Die schönen Gewächshäuser und
Außenanlagen des botanischen Gartens Bonn sind allerdings auch ohne
EEE eine Reise wert. Das Wahrzeichen des BoGa Bonn ist der Titanwurz
Amorphophallus titanum, dessen Blüte wir knapp verpasst haben. Mich
begeistert besonders der Seerosenteich im Victoriahaus. Eine
Gärtnerin erzählt mir, dass die riesigen Seerosen jedes Jahr neu
ausgesät werden. Was für ein Wachstum!
Neben Austausch und Wissen über
Karnivoren erfahre ich auch einiges über Versuche der Arterhaltung
von Wildformen, die an ihren Naturstandorten stark gefährdet sind.

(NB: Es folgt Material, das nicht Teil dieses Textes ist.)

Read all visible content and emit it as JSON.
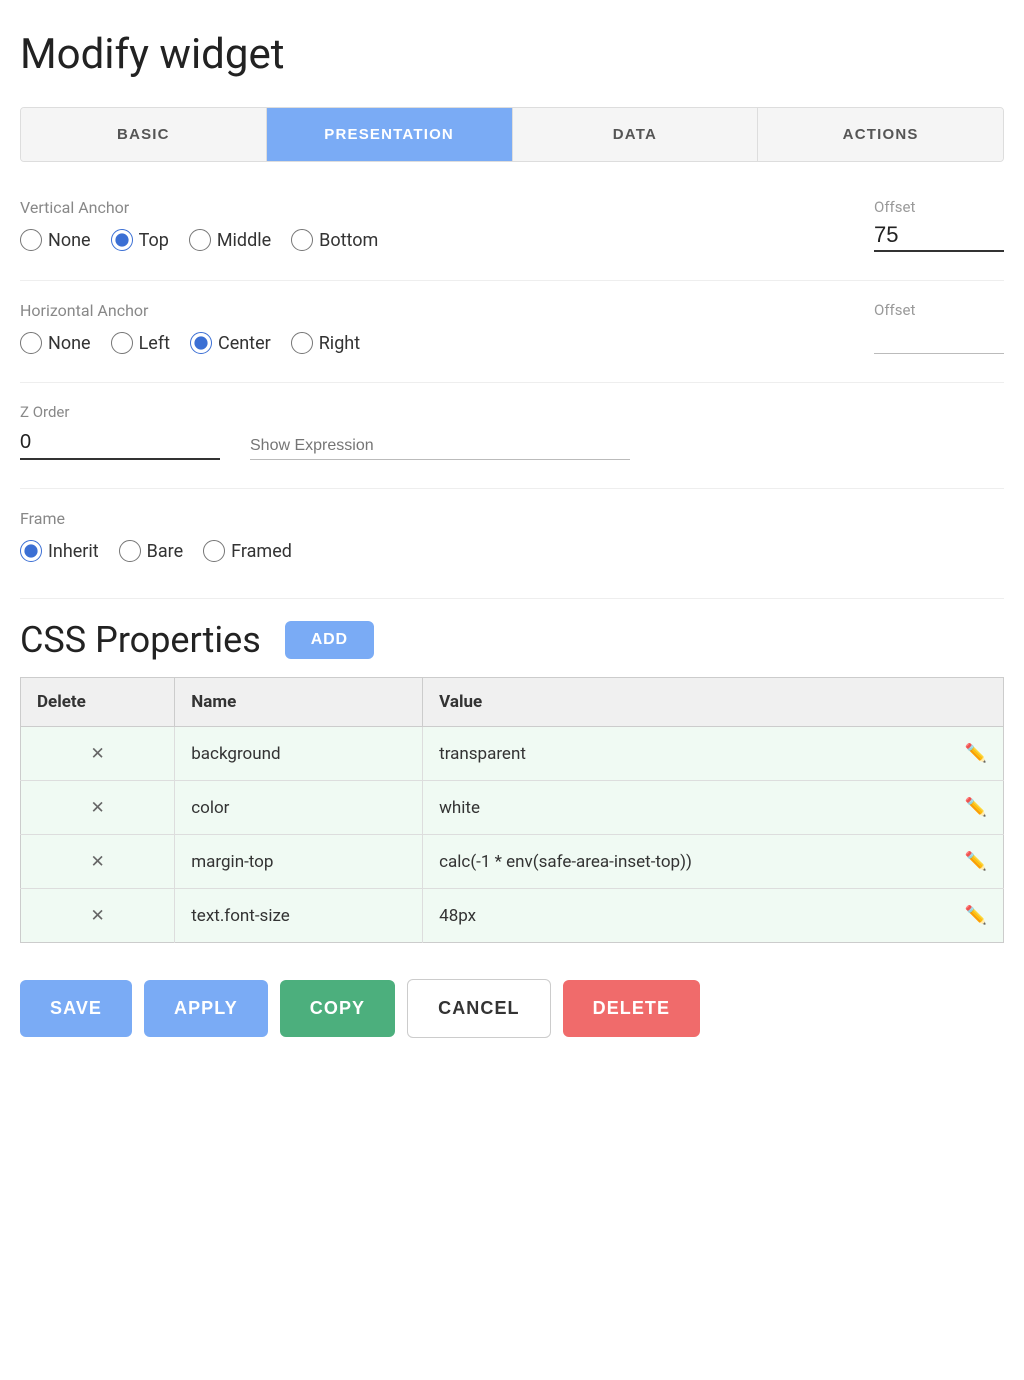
{
  "page": {
    "title": "Modify widget"
  },
  "tabs": {
    "items": [
      {
        "id": "basic",
        "label": "BASIC",
        "active": false
      },
      {
        "id": "presentation",
        "label": "PRESENTATION",
        "active": true
      },
      {
        "id": "data",
        "label": "DATA",
        "active": false
      },
      {
        "id": "actions",
        "label": "ACTIONS",
        "active": false
      }
    ]
  },
  "vertical_anchor": {
    "label": "Vertical Anchor",
    "options": [
      "None",
      "Top",
      "Middle",
      "Bottom"
    ],
    "selected": "Top",
    "offset_label": "Offset",
    "offset_value": "75"
  },
  "horizontal_anchor": {
    "label": "Horizontal Anchor",
    "options": [
      "None",
      "Left",
      "Center",
      "Right"
    ],
    "selected": "Center",
    "offset_label": "Offset",
    "offset_value": ""
  },
  "z_order": {
    "label": "Z Order",
    "value": "0"
  },
  "show_expression": {
    "placeholder": "Show Expression",
    "value": ""
  },
  "frame": {
    "label": "Frame",
    "options": [
      "Inherit",
      "Bare",
      "Framed"
    ],
    "selected": "Inherit"
  },
  "css_properties": {
    "title": "CSS Properties",
    "add_label": "ADD",
    "table": {
      "headers": [
        "Delete",
        "Name",
        "Value"
      ],
      "rows": [
        {
          "name": "background",
          "value": "transparent"
        },
        {
          "name": "color",
          "value": "white"
        },
        {
          "name": "margin-top",
          "value": "calc(-1 * env(safe-area-inset-top))"
        },
        {
          "name": "text.font-size",
          "value": "48px"
        }
      ]
    }
  },
  "buttons": {
    "save": "SAVE",
    "apply": "APPLY",
    "copy": "COPY",
    "cancel": "CANCEL",
    "delete": "DELETE"
  }
}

Das gerade entstehende Projekt Ark of life bemüht sich, über
Spenden eine Sammlung reiner Arten aufzubauen, die an mehrerern
botanischen Gärten in Europa beherrbergt wird und aus der
schließlich wieder Exemplare an die Naturstandorte ausgewildert
werden sollen. Eine sehr unerstützenswerte Sache. Nach drei
spannenden Tagen reise ich voller neuer Eindrücke reise ich mit
einem Bildband von Stewart Mc Pherson und mehreren Pinguiculas und
Droseras im Gepäck wieder ab und freue mich schon auf die nächste
EEE.
Linktipps
Wer mehr Infos über fleischfressende
Pflanzen sucht, sollte sich den Blog von Francois ansehen, der sich
gerade ein beneidenswertes Gewächshaus für Karnivoren baut. Wer Nepenthes und Heliamphora bestellen möchte, dem sei die Seite von Andreas Wistuba empfohlen. Der studierte Virologe, der sich mir als
"Guerilla-Botaniker" vorstellt ( sehr sympathisch, wie ich
finde) hat bereits einige Arten von Karnivoren beschrieben und schon
mehrere Reisen an Naturstandorte unternommen. Seit mehreren Jahren
betreibt er eine Spezialgärtnerei für Karnivoren.